Metin Yeğin, Patronsuzlar, Istanbul : Versus Kitap, 2006, 220 p. ISBN : 9944-989-10-X.
Le livre de Metin Yeğin, Patronsuzlar, est un ouvrage qui rend compte, à partir d’une enquête de terrain, des expériences d’occupation, de contrôle ouvrier et de production collective développées par les travailleurs en Amérique latine face aux fermetures d’usines, au chômage et à l’appauvrissement provoqués par les politiques néolibérales. Fondé sur les voyages effectués par Yeğin avec Dilek Çolak, sur des observations de terrain et sur des entretiens directs avec des travailleurs, le livre relève davantage d’un livre-film et d’un récit de terrain que d’une étude académique conventionnelle. Dans l’introduction, le point commun de ces expériences est explicitement défini comme le « contrôle ouvrier » ; le récit prend pour point de départ les travailleurs qui, face à la fermeture ou à la faillite de leur entreprise, refusent d’abandonner les usines, les occupent, protègent les machines et relancent collectivement la production.
L’une des caractéristiques importantes du livre est qu’il ne ramène pas les expériences d’occupation dans les différents pays à un modèle unique, mais compare au contraire leurs différentes orientations politiques et organisationnelles. Les principales sections du livre abordent le Brésil à travers « usine occupée–nationalisation », l’Uruguay à travers « usine occupée–syndicat », l’Argentine à travers « usine occupée–autogestion » et Mosconi à travers « piqueteros–démocratie directe ». Patronsuzlar met ainsi en regard différentes réponses à la question de savoir comment les travailleurs peuvent poursuivre la production lorsque le patron se retire ou abandonne l’entreprise : la revendication d’étatisation/nationalisation, l’organisation syndicale, la transformation en coopérative et l’autogestion, ou encore la démocratie directe et l’action directe.

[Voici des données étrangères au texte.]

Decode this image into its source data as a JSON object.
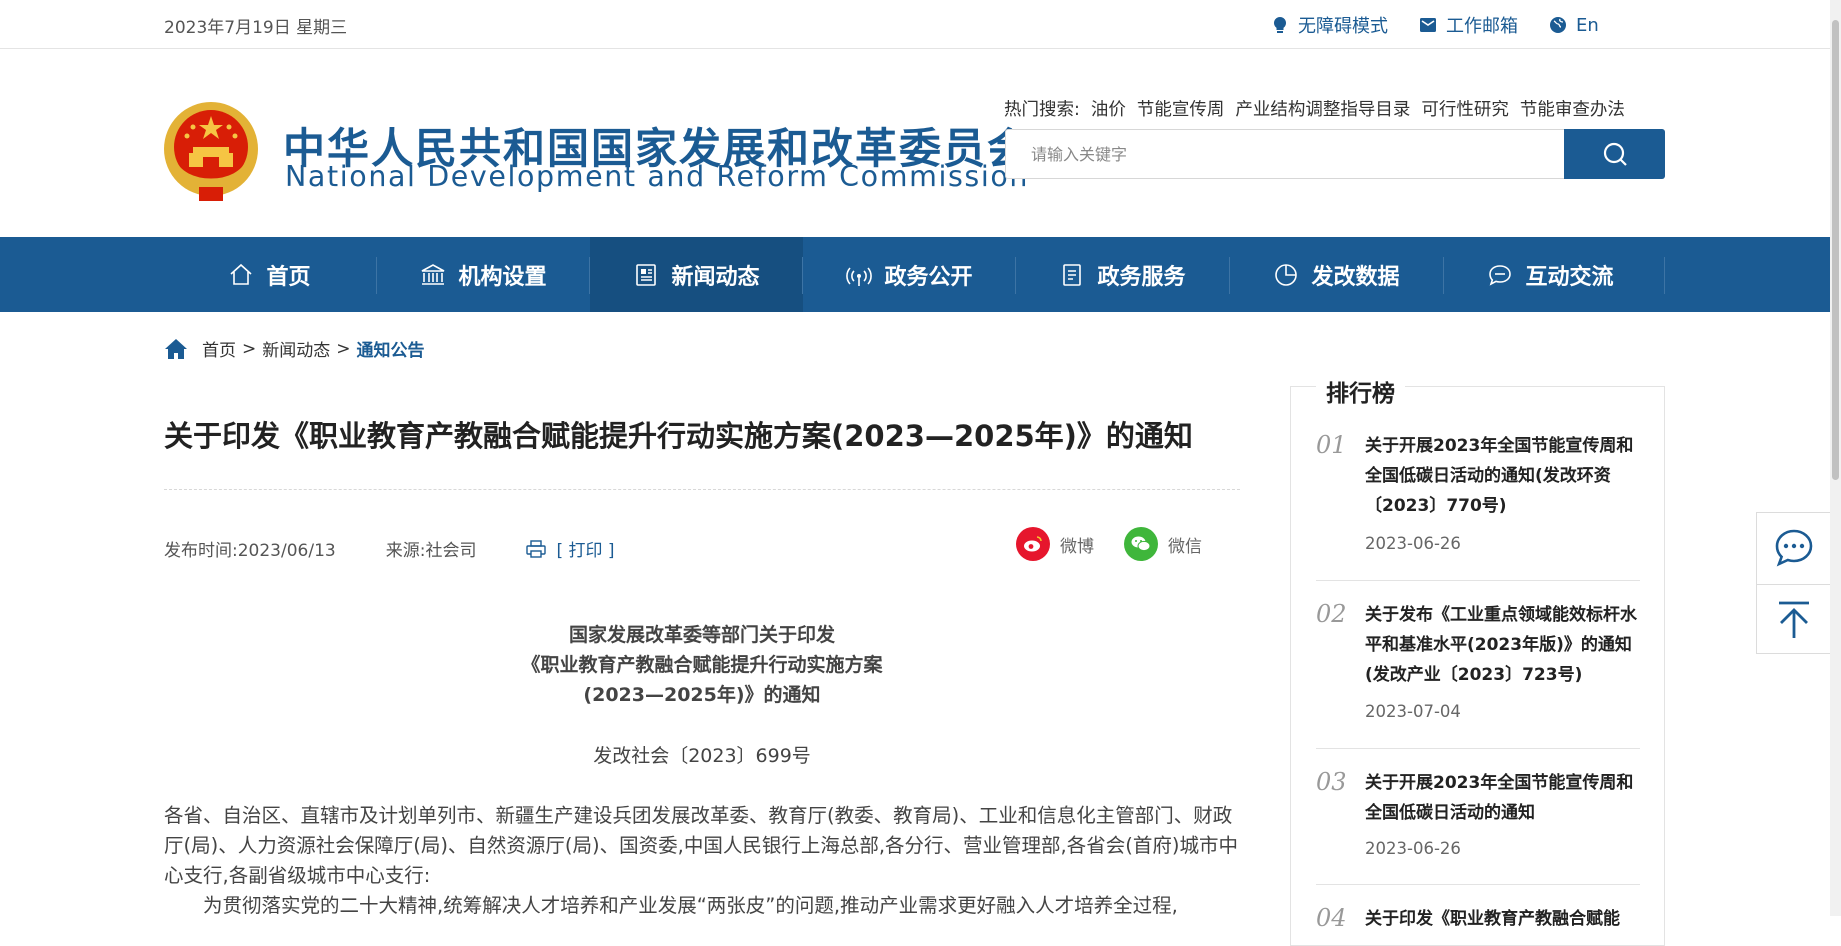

Dans le récit de Yeğin, le contrôle ouvrier apparaît non seulement comme un changement de propriété ou de gestion, mais aussi comme une réorganisation des relations quotidiennes de travail. Les entretiens décrivent en détail des pratiques telles que le rôle des assemblées générales dans les processus de décision, les comités d’usine et les coordinateurs, la communication transparente des informations financières aux travailleurs ainsi que l’organisation collective de la production et des responsabilités. La disparition du patron et de la direction traditionnelle exige également que soient prises en charge collectivement des tâches auparavant assumées par la direction, depuis l’approvisionnement en matières premières et la résolution des problèmes d’électricité et de financement jusqu’à la couverture sociale des travailleurs et à la réorganisation de la production.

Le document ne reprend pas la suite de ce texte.